UFRS'nin benimsenmesi, yabancı yatırımcıların işyerlerinin risk profilini daha iyi değerlendirmelerini sağlayacak bilgiler sağlayarak ve sermaye maliyetini düşürerek gelişmekte olan ülkelerin sermaye piyasalarının gelişimine katkıda bulunacaktır (Abdullah ve Khadaroo, 2014: 318). Bu nedenle, gelişmekte olan ülkeler UFRS'yi benimsemektedir. Gelişmekte olan ülkeler, yerel muhasebe ihtiyaçları, yasaları ve yönetmeliklerine engel teşkil etmediği sürece, UFRS’yi uygulamaktadır (Gyasi, 2010: 48).

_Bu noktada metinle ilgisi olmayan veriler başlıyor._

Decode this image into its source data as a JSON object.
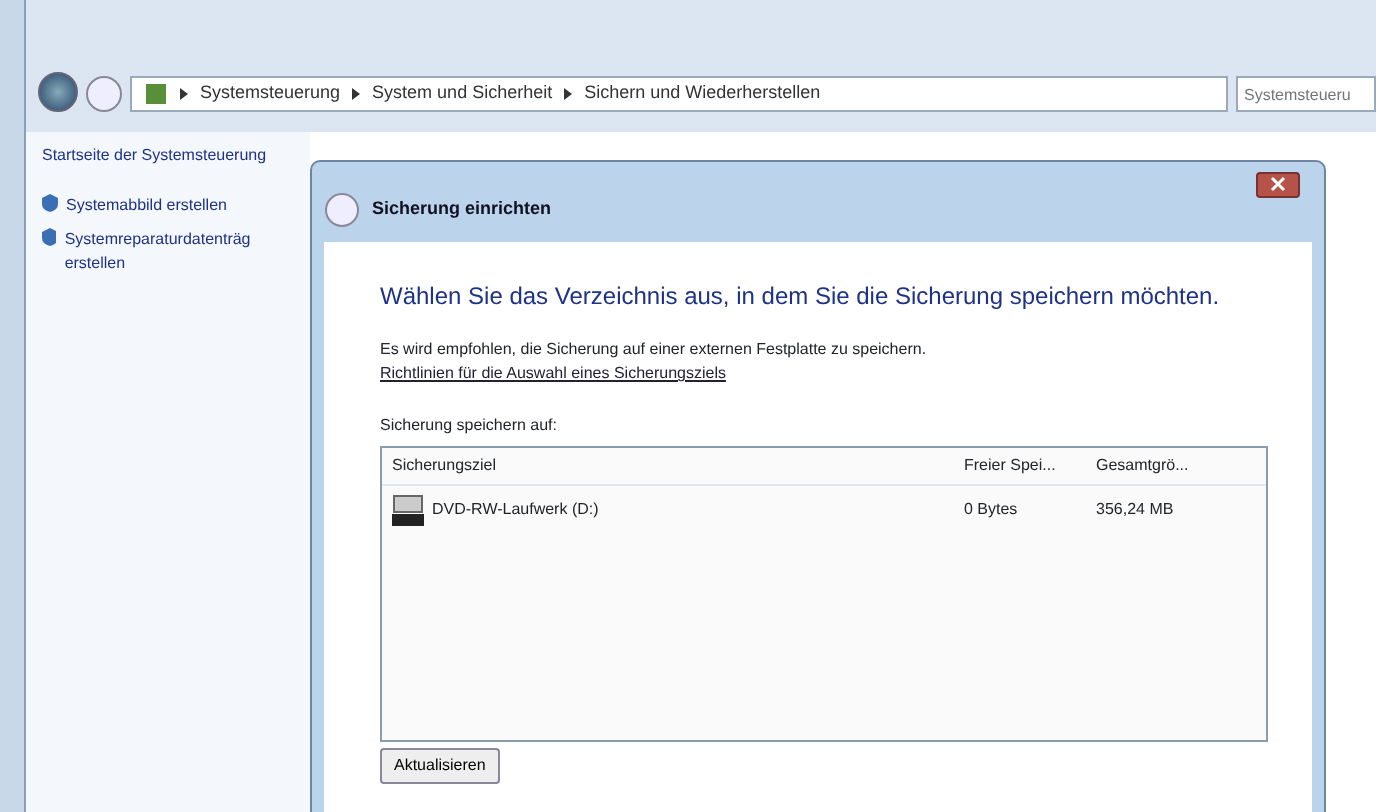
{
  "breadcrumbs": [
    "Systemsteuerung",
    "System und Sicherheit",
    "Sichern und Wiederherstellen"
  ],
  "search": {
    "placeholder": "Systemsteueru"
  },
  "sidebar": {
    "home": "Startseite der Systemsteuerung",
    "items": [
      {
        "label": "Systemabbild erstellen"
      },
      {
        "label": "Systemreparaturdatenträg erstellen"
      }
    ]
  },
  "dialog": {
    "title": "Sicherung einrichten",
    "heading": "Wählen Sie das Verzeichnis aus, in dem Sie die Sicherung speichern möchten.",
    "note": "Es wird empfohlen, die Sicherung auf einer externen Festplatte zu speichern.",
    "link": "Richtlinien für die Auswahl eines Sicherungsziels",
    "list_label": "Sicherung speichern auf:",
    "columns": [
      "Sicherungsziel",
      "Freier Spei...",
      "Gesamtgrö..."
    ],
    "rows": [
      {
        "name": "DVD-RW-Laufwerk (D:)",
        "free": "0 Bytes",
        "total": "356,24 MB"
      }
    ],
    "button": "Aktualisieren"
  }
}
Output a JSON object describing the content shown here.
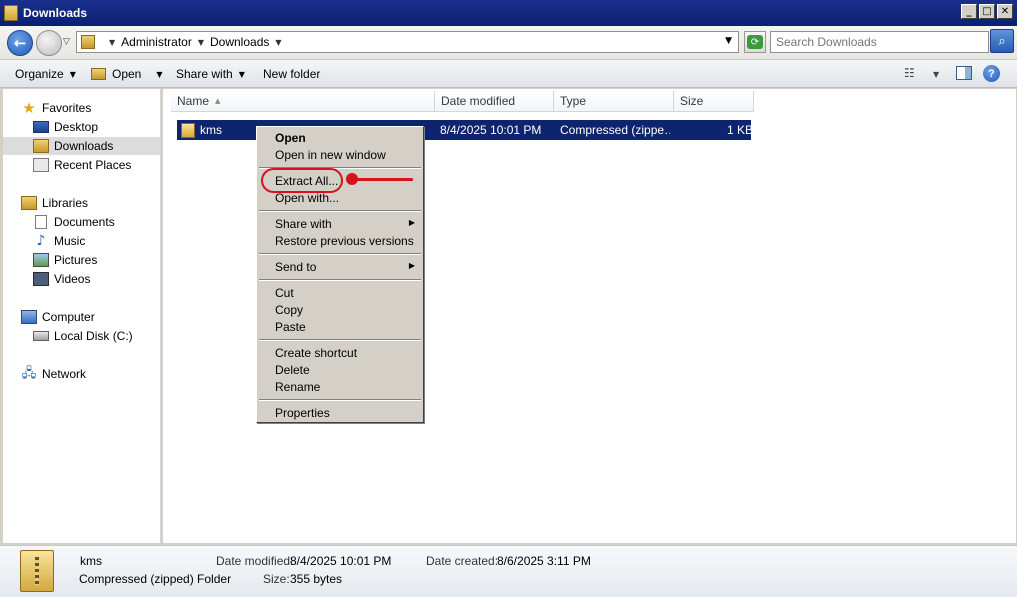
{
  "window": {
    "title": "Downloads",
    "controls": {
      "minimize": "_",
      "maximize": "□",
      "close": "✕"
    }
  },
  "address_bar": {
    "crumbs": [
      "Administrator",
      "Downloads"
    ],
    "search_placeholder": "Search Downloads"
  },
  "toolbar": {
    "organize": "Organize",
    "open": "Open",
    "share_with": "Share with",
    "new_folder": "New folder"
  },
  "nav_pane": {
    "favorites": {
      "label": "Favorites",
      "items": [
        "Desktop",
        "Downloads",
        "Recent Places"
      ]
    },
    "libraries": {
      "label": "Libraries",
      "items": [
        "Documents",
        "Music",
        "Pictures",
        "Videos"
      ]
    },
    "computer": {
      "label": "Computer",
      "items": [
        "Local Disk (C:)"
      ]
    },
    "network": {
      "label": "Network"
    }
  },
  "file_list": {
    "columns": [
      "Name",
      "Date modified",
      "Type",
      "Size"
    ],
    "rows": [
      {
        "name": "kms",
        "date_modified": "8/4/2025 10:01 PM",
        "type": "Compressed (zippe…",
        "size": "1 KB"
      }
    ]
  },
  "context_menu": {
    "items": [
      "Open",
      "Open in new window",
      "Extract All...",
      "Open with...",
      "Share with",
      "Restore previous versions",
      "Send to",
      "Cut",
      "Copy",
      "Paste",
      "Create shortcut",
      "Delete",
      "Rename",
      "Properties"
    ]
  },
  "details_pane": {
    "name": "kms",
    "kind": "Compressed (zipped) Folder",
    "date_modified_label": "Date modified:",
    "date_modified": "8/4/2025 10:01 PM",
    "date_created_label": "Date created:",
    "date_created": "8/6/2025 3:11 PM",
    "size_label": "Size:",
    "size": "355 bytes"
  },
  "colors": {
    "title_bar": "#0b1f74",
    "selection": "#0f246e",
    "annotation": "#d8121c",
    "menu_bg": "#d4d0c8"
  }
}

Çin, Malezya ve Tayland dışındaki gelişmekte olan ülkelerde borsada işlem gören yerli ve yabancı işletmeler için finansal raporlama dili olarak UFRS kullanılmaktadır. Arnavutluk borsası şuan aktif değildir. Fiji, İran ve Tayland borsalarında yabancı işletmeler işlem görmemektedir. Kazakistan borsasında işlem gören yabancı işletmeler finansal raporlama dili olarak ABD’nin genel kabul görmüş muhasebe standartlarını kullanabilmektedir. Arnavutluk, Belarus, Bosna Hersek, Bulgaristan, Çin, İran, Ürdün, Malezya, Meksika, Karadağ, Romanya, Rusya, Tayland ve Türkiye’de Küçük ve Orta Büyüklükteki İşletmeler (Kobi) için UFRS kullanma zorunluluğu yoktur. Bu ülkelerde Kobi’ler için finansal raporlama dili olarak, ülkenin şartlarına göre düzenlenmiş olan genel kabul görmüş muhasebe standartları kullanılmaktadır (Ifrs. org. 2019).

7. ÖRNEKLEM VE YÖNTEM

Gelişmekte olan ülkelerin temel hedefleri, yabancı yatırımcıları ülkeye çekmek, sermayeyi artırmak ve açıklanan bilgileri paydaşların anlamalarını kolaylaştırıp güvenlerini artırmaktır (Kurt Gümüş ve Gümüş, 2011: 276). Son yıllarda sürekli artan internet kullanıcılarının sayısı, internetin gelişmekte olan ülke işletmeleri tarafından ne kadar kullanıldığının, internetin finansal bilgiyi ve yayma rolünün nasıl geliştirileceğinin ve internet tabanlı raporlamanın yatırımcı beklentilerini karşılama düzeyinin belirlenmesini gerekli kılmıştır. Bu çalışmanın amacı, gelişmekte olan ülke işletmelerinin internet aracılığıyla yaptıkları bilgilendirmeyi ayrıntılı olarak araştırıp ITFR seviyelerini tespit etmektir.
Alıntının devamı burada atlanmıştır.